The UK bank aims to be the first British issuer of so-called contingent capital bonds in the primary debt markets. These “CoCos” differ from traditional bonds in that they are designed to bear losses if a bank’s capital position gets weaker in a crisis. Either they convert into equity, or they get written off.
This CoCo is at the riskier end of the spectrum. Its loss-absorbing role kicks in well before Barclays’ capital ratio hits rock bottom - when the bank’s common equity Tier 1 ratio falls below 7 percent. What’s more, it gets written off rather than becoming stock.
The terms were hammered out between Barclays and the UK Financial Services Authority. The CoCos will count only as lower-quality “Tier 2” capital. Still, they may also qualify for the supplementary cushion regulators demand over minimum capital requirements.
Lloyds (LLOY.L) forced a similar coco on its bondholders in 2009 via a debt exchange. Bonds sold by Switzerland’s UBS UBSN.VX also have 100 percent write-off. But both of these have a low, 5 percent capital-ratio trigger. By contrast, Barclays is the first bank to market a high-trigger, total-loss instrument to new investors.
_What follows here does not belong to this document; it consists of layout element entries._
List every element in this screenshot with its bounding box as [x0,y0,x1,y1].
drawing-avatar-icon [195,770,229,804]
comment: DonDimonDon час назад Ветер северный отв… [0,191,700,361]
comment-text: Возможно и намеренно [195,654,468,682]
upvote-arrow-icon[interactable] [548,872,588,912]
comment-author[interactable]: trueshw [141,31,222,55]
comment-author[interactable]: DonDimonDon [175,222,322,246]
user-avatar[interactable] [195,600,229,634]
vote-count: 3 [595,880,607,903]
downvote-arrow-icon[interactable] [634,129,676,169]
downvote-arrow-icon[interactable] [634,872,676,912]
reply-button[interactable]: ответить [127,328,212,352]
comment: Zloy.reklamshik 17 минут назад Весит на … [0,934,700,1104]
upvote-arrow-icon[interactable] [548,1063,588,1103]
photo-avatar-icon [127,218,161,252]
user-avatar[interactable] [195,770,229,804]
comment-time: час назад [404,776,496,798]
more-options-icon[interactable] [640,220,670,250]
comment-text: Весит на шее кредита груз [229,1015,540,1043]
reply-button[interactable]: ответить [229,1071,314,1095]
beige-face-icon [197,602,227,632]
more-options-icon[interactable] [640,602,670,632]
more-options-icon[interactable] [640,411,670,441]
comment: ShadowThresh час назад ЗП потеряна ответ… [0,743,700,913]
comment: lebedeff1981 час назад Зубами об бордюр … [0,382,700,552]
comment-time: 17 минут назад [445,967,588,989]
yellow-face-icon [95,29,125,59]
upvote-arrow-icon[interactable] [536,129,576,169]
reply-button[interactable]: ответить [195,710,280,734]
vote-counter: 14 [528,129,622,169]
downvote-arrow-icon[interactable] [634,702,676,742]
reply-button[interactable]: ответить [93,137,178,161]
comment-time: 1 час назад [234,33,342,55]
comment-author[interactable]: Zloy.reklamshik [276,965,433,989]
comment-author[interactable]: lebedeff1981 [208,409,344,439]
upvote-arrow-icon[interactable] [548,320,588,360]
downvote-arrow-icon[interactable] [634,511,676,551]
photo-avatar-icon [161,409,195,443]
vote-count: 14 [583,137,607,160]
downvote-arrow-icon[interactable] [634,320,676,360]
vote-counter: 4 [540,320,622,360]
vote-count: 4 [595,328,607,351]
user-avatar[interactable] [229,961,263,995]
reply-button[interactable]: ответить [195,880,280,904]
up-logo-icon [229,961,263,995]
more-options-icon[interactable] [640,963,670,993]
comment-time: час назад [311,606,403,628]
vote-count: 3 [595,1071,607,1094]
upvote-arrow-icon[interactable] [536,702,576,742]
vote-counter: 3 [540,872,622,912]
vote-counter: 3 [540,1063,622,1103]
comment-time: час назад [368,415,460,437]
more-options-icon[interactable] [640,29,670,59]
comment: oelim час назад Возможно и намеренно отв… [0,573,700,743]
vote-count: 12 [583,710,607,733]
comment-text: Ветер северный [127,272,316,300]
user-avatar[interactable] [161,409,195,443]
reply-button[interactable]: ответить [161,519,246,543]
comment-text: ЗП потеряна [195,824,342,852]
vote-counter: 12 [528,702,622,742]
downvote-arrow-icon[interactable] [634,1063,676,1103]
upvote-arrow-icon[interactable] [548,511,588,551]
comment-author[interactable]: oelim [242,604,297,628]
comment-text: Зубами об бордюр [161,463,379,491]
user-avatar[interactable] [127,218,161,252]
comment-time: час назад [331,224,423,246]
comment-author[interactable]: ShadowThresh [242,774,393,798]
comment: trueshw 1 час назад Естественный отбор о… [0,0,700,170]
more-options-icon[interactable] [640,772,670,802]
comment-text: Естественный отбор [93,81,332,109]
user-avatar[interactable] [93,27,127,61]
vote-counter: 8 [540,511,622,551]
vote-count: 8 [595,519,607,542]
It is strange then that Barclays is rumoured to be targeting an ambitious coupon of about 7 percent. True, in a low-return world, it may look tempting. And the risks of total wipe-out are remote; the trigger point is below the 9 percent minimum core capital ratio Barclays has to keep as a systemically-important financial institution. If Barclays’ ratio fell through that, it would have to time to rebuild capital. Barclays would need to torch an estimate 23 billion pounds of capital before the CoCos got burned, based on forecasts for its year-end 2013 balance sheet.
Still, Lloyds’ less risky CoCos are themselves yielding about 7 percent. Investors should demand more from Barclays.
- Barclays Plc plans to sell its first contingent capital securities. The bonds will pay a fixed coupon over 10 years, but can be written down to zero if the banks common equity core Tier 1 ratio falls below 7 percent. The bonds follow similar contingent capital securities by UBS and Credit Suisse.